Press Release :
The Budos Band is the quintessence of Staten Island Soul. Their exciting new afro-influenced take on instrumental music has been captivating listeners from turntables as well as bandstands across the nation. Eleven pieces in all, their group consists of drums, bass, guitar, electric organ, two trumpets, baritone saxophone, and a percussion section employing bongos, congas, tambourine, guiro, clave, shekere and cowbell. Their music has been described as "compelling", "unbridled, "psychedelic", "innovative", and above all "soulful." However, like many majestic things, their sound had humble beginnings.

The core of the band met as youths while all participating in an after school jazz ensemble at the Richmond Ave. Community Center, in Staten Island, New York. It wasn't long before their common hunger for the rougher stripped down sounds of Soul Music brought them together for late night ferry rides into Manhattan, where they would sneak in the back door of the No Moore Club downtown to hear bands like Antibalas, the Sugarman Three, and Sharon Jones and the Dap-Kings. It was there, in that basement hothouse packed with only the hippest James Brown fanatics and Fela Kuti disciples, where the kernels of instrumental Afro-Soul were first sown into the fertile minds of these talented young men. Kernels which would later germinate and grow into the roots of their strong unique sound. After meeting resistance from the band director about the direction they were trying to take the music, they left the Community Center to form Los Barbudos, (spanish for "the bearded ones") a name which was later trimmed to The Budos Band after one of the boys shaved. With the recruitment of a few horn players from the neighboring borough of Brooklyn, the band began to practice regularly, exploring the outer cosmic boundaries of afro-beat and soul music from the safety of their tiny concrete rehearsal space on Sand St. As they learned and grew together, their music matured, expanding and settling into a groove as deep and as broad as the Hudson Bay itself. By the time they had arranged a chance to play for a Daptone A&R man, their sound had hardened to a diamond. They were signed on the spot and scheduled to go into the studio immediately for a recording session where they would proceed to cut their first full length album in the better part of three nights.

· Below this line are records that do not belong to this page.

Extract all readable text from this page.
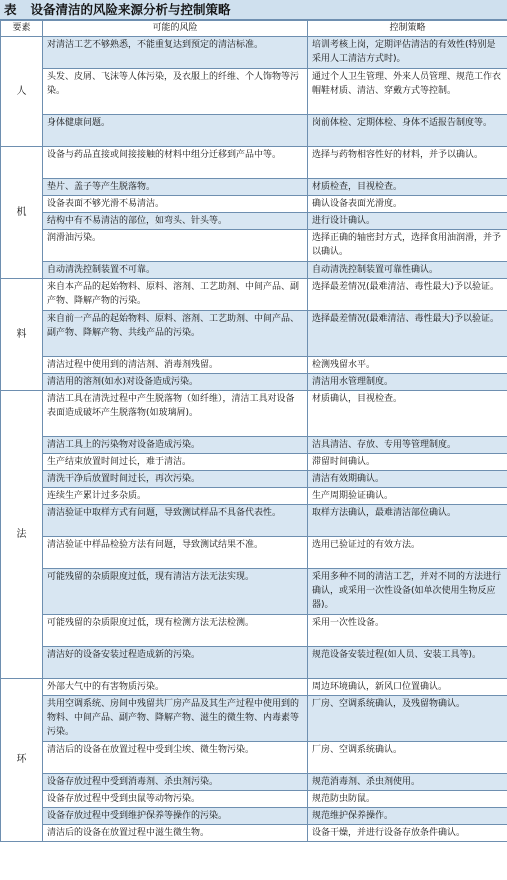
表 设备清洁的风险来源分析与控制策略
要素	可能的风险	控制策略
人	对清洁工艺不够熟悉，不能重复达到预定的清洁标准。	培训考核上岗，定期评估清洁的有效性(特别是采用人工清洁方式时)。
	头发、皮屑、飞沫等人体污染，及衣服上的纤维、个人饰物等污染。	通过个人卫生管理、外来人员管理、规范工作衣帽鞋材质、清洁、穿戴方式等控制。
	身体健康问题。	岗前体检、定期体检、身体不适报告制度等。
机	设备与药品直接或间接接触的材料中组分迁移到产品中等。	选择与药物相容性好的材料，并予以确认。
	垫片、盖子等产生脱落物。	材质检查，目视检查。
	设备表面不够光滑不易清洁。	确认设备表面光滑度。
	结构中有不易清洁的部位，如弯头、针头等。	进行设计确认。
	润滑油污染。	选择正确的轴密封方式，选择食用油润滑，并予以确认。
	自动清洗控制装置不可靠。	自动清洗控制装置可靠性确认。
料	来自本产品的起始物料、原料、溶剂、工艺助剂、中间产品、副产物、降解产物的污染。	选择最差情况(最难清洁、毒性最大)予以验证。
	来自前一产品的起始物料、原料、溶剂、工艺助剂、中间产品、副产物、降解产物、共线产品的污染。	选择最差情况(最难清洁、毒性最大)予以验证。
	清洁过程中使用到的清洁剂、消毒剂残留。	检测残留水平。
	清洁用的溶剂(如水)对设备造成污染。	清洁用水管理制度。
法	清洁工具在清洗过程中产生脱落物（如纤维），清洁工具对设备表面造成破坏产生脱落物(如玻璃屑)。	材质确认，目视检查。
	清洁工具上的污染物对设备造成污染。	洁具清洁、存放、专用等管理制度。
	生产结束放置时间过长，难于清洁。	滞留时间确认。
	清洗干净后放置时间过长，再次污染。	清洁有效期确认。
	连续生产累计过多杂质。	生产周期验证确认。
	清洁验证中取样方式有问题，导致测试样品不具备代表性。	取样方法确认，最难清洁部位确认。
	清洁验证中样品检验方法有问题，导致测试结果不准。	选用已验证过的有效方法。
	可能残留的杂质限度过低，现有清洁方法无法实现。	采用多种不同的清洁工艺，并对不同的方法进行确认，或采用一次性设备(如单次使用生物反应器)。
	可能残留的杂质限度过低，现有检测方法无法检测。	采用一次性设备。
	清洁好的设备安装过程造成新的污染。	规范设备安装过程(如人员、安装工具等)。
环	外部大气中的有害物质污染。	周边环境确认，新风口位置确认。
	共用空调系统、房间中残留共厂房产品及其生产过程中使用到的物料、中间产品、副产物、降解产物、滋生的微生物、内毒素等污染。	厂房、空调系统确认，及残留物确认。
	清洁后的设备在放置过程中受到尘埃、微生物污染。	厂房、空调系统确认。
	设备存放过程中受到消毒剂、杀虫剂污染。	规范消毒剂、杀虫剂使用。
	设备存放过程中受到虫鼠等动物污染。	规范防虫防鼠。
	设备存放过程中受到维护保养等操作的污染。	规范维护保养操作。
	清洁后的设备在放置过程中滋生微生物。	设备干燥，并进行设备存放条件确认。
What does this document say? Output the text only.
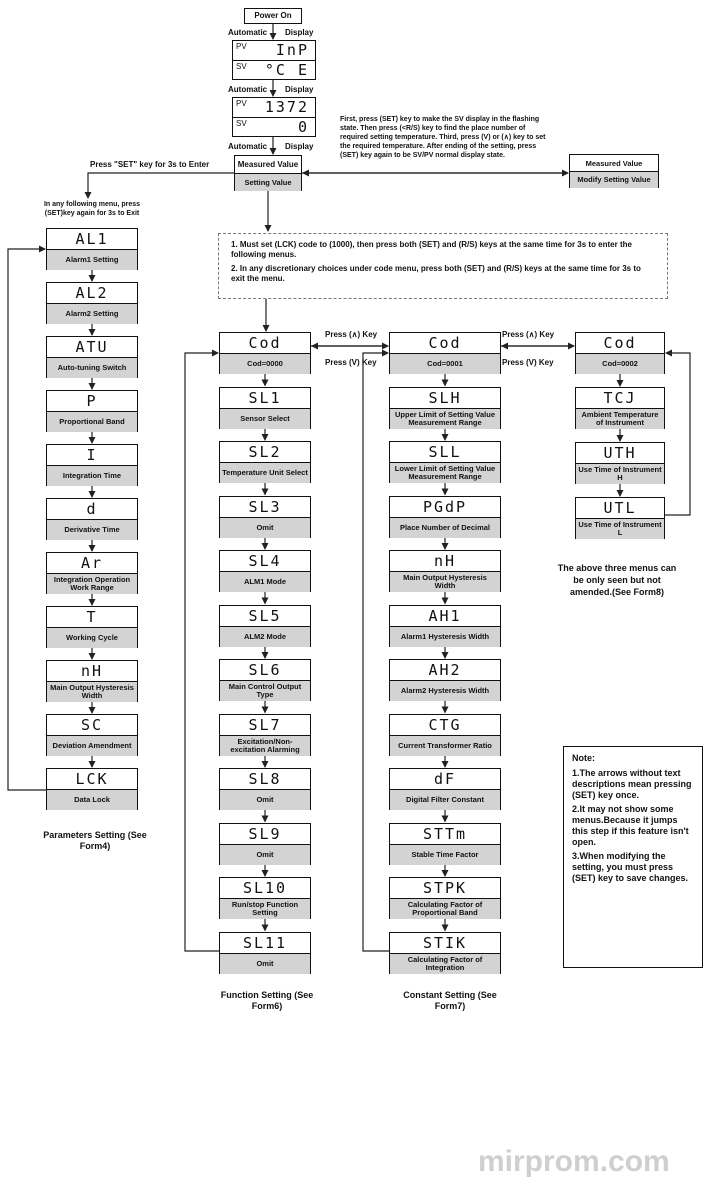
Power On
Automatic Display
PV InP
SV °C E
Automatic Display
PV 1372
SV	0
Automatic Display
Measured Value
Setting Value
Press "SET" key for 3s to Enter
First, press (SET) key to make the SV display in the flashing state. Then press (<R/S) key to find the place number of required setting temperature. Third, press (V) or (∧) key to set the required temperature. After ending of the setting, press (SET) key again to be SV/PV normal display state.
Measured Value
Modify Setting Value
In any following menu, press (SET)key again for 3s to Exit
1. Must set (LCK) code to (1000), then press both (SET) and (R/S) keys at the same time for 3s to enter the following menus.
2. In any discretionary choices under code menu, press both (SET) and (R/S) keys at the same time for 3s to exit the menu.
AL1
Alarm1 Setting
AL2
Alarm2 Setting
ATU
Auto-tuning Switch
P
Proportional Band
I
Integration Time
d
Derivative Time
Ar
Integration Operation Work Range
T
Working Cycle
nH
Main Output Hysteresis Width
SC
Deviation Amendment
LCK
Data Lock
Cod
Cod=0000
SL1
Sensor Select
SL2
Temperature Unit Select
SL3
Omit
SL4
ALM1 Mode
SL5
ALM2 Mode
SL6
Main Control Output Type
SL7
Excitation/Non-excitation Alarming
SL8
Omit
SL9
Omit
SL10
Run/stop Function Setting
SL11
Omit
Cod
Cod=0001
SLH
Upper Limit of Setting Value Measurement Range
SLL
Lower Limit of Setting Value Measurement Range
PGdP
Place Number of Decimal
nH
Main Output Hysteresis Width
AH1
Alarm1 Hysteresis Width
AH2
Alarm2 Hysteresis Width
CTG
Current Transformer Ratio
dF
Digital Filter Constant
STTm
Stable Time Factor
STPK
Calculating Factor of Proportional Band
STIK
Calculating Factor of Integration
Cod
Cod=0002
TCJ
Ambient Temperature of Instrument
UTH
Use Time of Instrument H
UTL
Use Time of Instrument L
Press (∧) Key
Press (V) Key
Press (∧) Key
Press (V) Key
Parameters Setting (See Form4)
Function Setting (See Form6)
Constant Setting (See Form7)
The above three menus can be only seen but not amended.(See Form8)
Note:
1.The arrows without text descriptions mean pressing (SET) key once.
2.It may not show some menus.Because it jumps this step if this feature isn't open.
3.When modifying the setting, you must press (SET) key to save changes.
mirprom.com
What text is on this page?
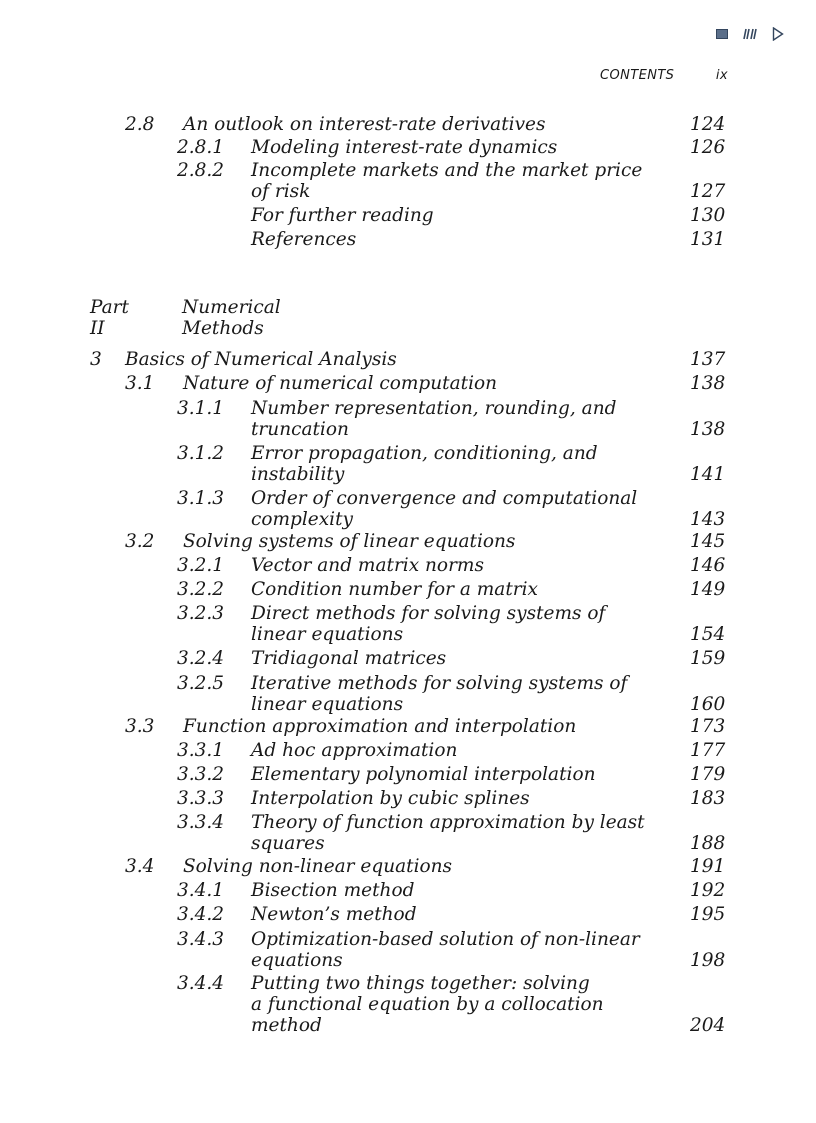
CONTENTS	ix
Part II
Numerical Methods
2.8 An outlook on interest-rate derivatives	124
2.8.1 Modeling interest-rate dynamics	126
2.8.2 Incomplete markets and the market price
of risk	127
For further reading	130
References	131
3 Basics of Numerical Analysis	137
3.1 Nature of numerical computation	138
3.1.1 Number representation, rounding, and
truncation	138
3.1.2 Error propagation, conditioning, and
instability	141
3.1.3 Order of convergence and computational
complexity	143
3.2 Solving systems of linear equations	145
3.2.1 Vector and matrix norms	146
3.2.2 Condition number for a matrix	149
3.2.3 Direct methods for solving systems of
linear equations	154
3.2.4 Tridiagonal matrices	159
3.2.5 Iterative methods for solving systems of
linear equations	160
3.3 Function approximation and interpolation	173
3.3.1 Ad hoc approximation	177
3.3.2 Elementary polynomial interpolation	179
3.3.3 Interpolation by cubic splines	183
3.3.4 Theory of function approximation by least
squares	188
3.4 Solving non-linear equations	191
3.4.1 Bisection method	192
3.4.2 Newton’s method	195
3.4.3 Optimization-based solution of non-linear
equations	198
3.4.4 Putting two things together: solving
a functional equation by a collocation
method	204
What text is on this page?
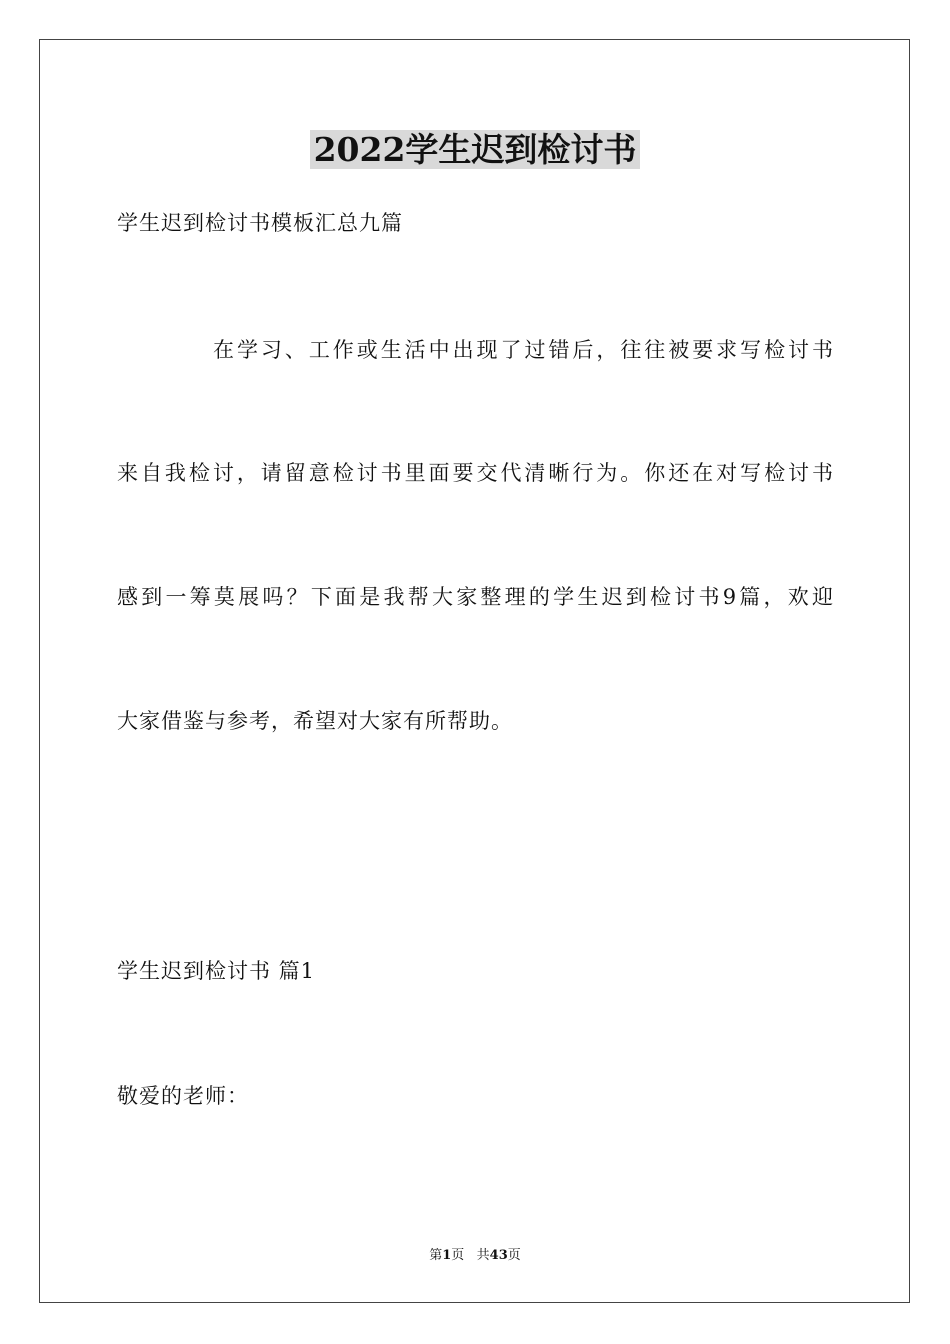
2022学生迟到检讨书
学生迟到检讨书模板汇总九篇
在学习、工作或生活中出现了过错后，往往被要求写检讨书
来自我检讨，请留意检讨书里面要交代清晰行为。你还在对写检讨书
感到一筹莫展吗？下面是我帮大家整理的学生迟到检讨书9篇，欢迎
大家借鉴与参考，希望对大家有所帮助。
学生迟到检讨书 篇1
敬爱的老师：
第1页   共43页
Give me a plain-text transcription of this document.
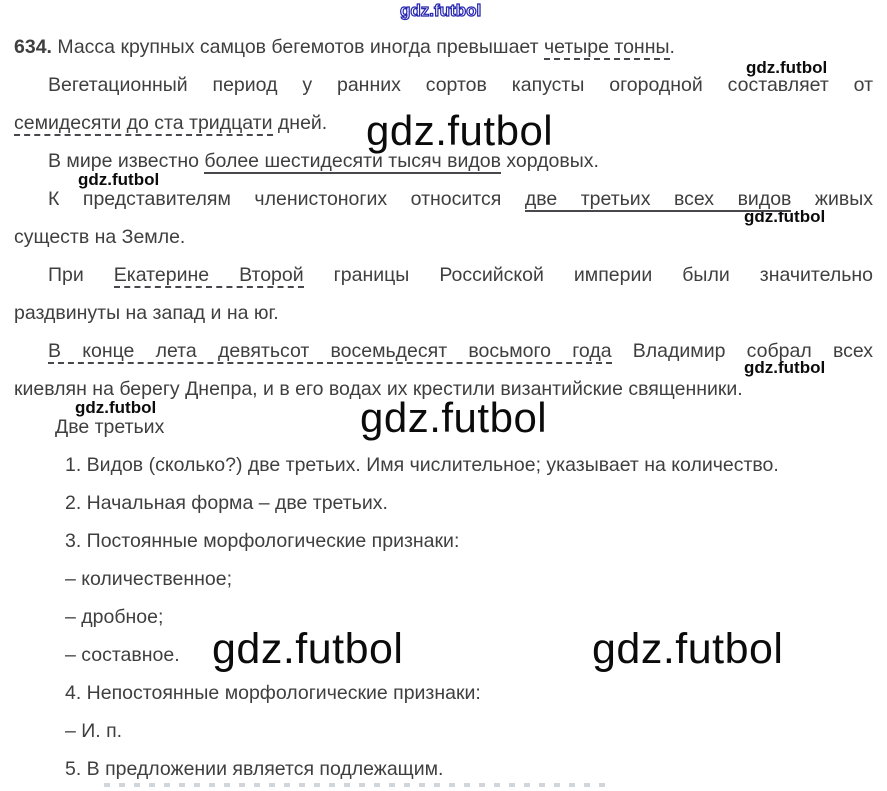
gdz.futbol
gdz.futbol
gdz.futbol
gdz.futbol
gdz.futbol
gdz.futbol
gdz.futbol	gdz.futbol
gdz.futbol	gdz.futbol
634. Масса крупных самцов бегемотов иногда превышает четыре тонны.
Вегетационный период у ранних сортов капусты огородной составляет от
семидесяти до ста тридцати дней.
В мире известно более шестидесяти тысяч видов хордовых.
К представителям членистоногих относится две третьих всех видов живых
существ на Земле.
При Екатерине Второй границы Российской империи были значительно
раздвинуты на запад и на юг.
В конце лета девятьсот восемьдесят восьмого года Владимир собрал всех
киевлян на берегу Днепра, и в его водах их крестили византийские священники.
Две третьих
1. Видов (сколько?) две третьих. Имя числительное; указывает на количество.
2. Начальная форма – две третьих.
3. Постоянные морфологические признаки:
– количественное;
– дробное;
– составное.
4. Непостоянные морфологические признаки:
– И. п.
5. В предложении является подлежащим.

With the release of their self-titled debut album in November of 2005, the Budos Band officially joined the ranks of the Daptone Family and began to perform more and more frequently as part of the Daptone Soul Revue, alongside many of the very acts that had inspired them only a few years before at the No Moore Club. In classic Daptone Family form, Budos guitarist Tommy ‘TNT' Brenneck has since joined as a full-ranking member of the illustrious Dap-Kings band, and Dap-Kings' trumpeter David Guy has reached across in turn to join the Budos Band for appearances both on the band stand and in the studio. Show after show, the Budos Band have proven their ability not only to deliver the unique, afro-psychedelic raw funk sound of their first record live, but to surpass it with dynamic soulful performances that have whipped crowds into dancing frenzies from coast to coast.

In sight of the quantity and quality of the repertoire that had continued to deepen the band's on stage arsenal since their first release, it was not difficult for Brenneck and the boys to convince Daptone house producer Bosco Mann that they were ripe and ready for another studio outing. Thus, in early March of this year, the Budos Band returned to Daptone's notorious "House of Soul" in Bushwick, Brooklyn to record live what would be ninety percent of their sophomore album. (One song, Mas O Menos, originally intended to be a 45' only release, was recorded in a session last fall.) This second record, The Budos Band II, slated for release later this summer, highlights the subtleties of the bands abilities to navigate eerily beautiful and captivatingly melodic arrangements through the psychedelic soundscape of their distinct Afro-Soul universe. It is an interesting side note that on both the final night of their tracking session for their first record, and that of their second, there occurred strangely ominous, if coincidental, lunar eclipses.

The musicians claim the secret to their enormous sound is a selfless approach to rhythm: each man finding his own place and purpose in the greater landscape of the measure. However, any observant listener can hear that it is something far more simple and rare that elevates their sound beyond the sphere of cognitive reason and into that far greater realm of pure feeling: The Budos Band have Soul, on the inside. And it's strong.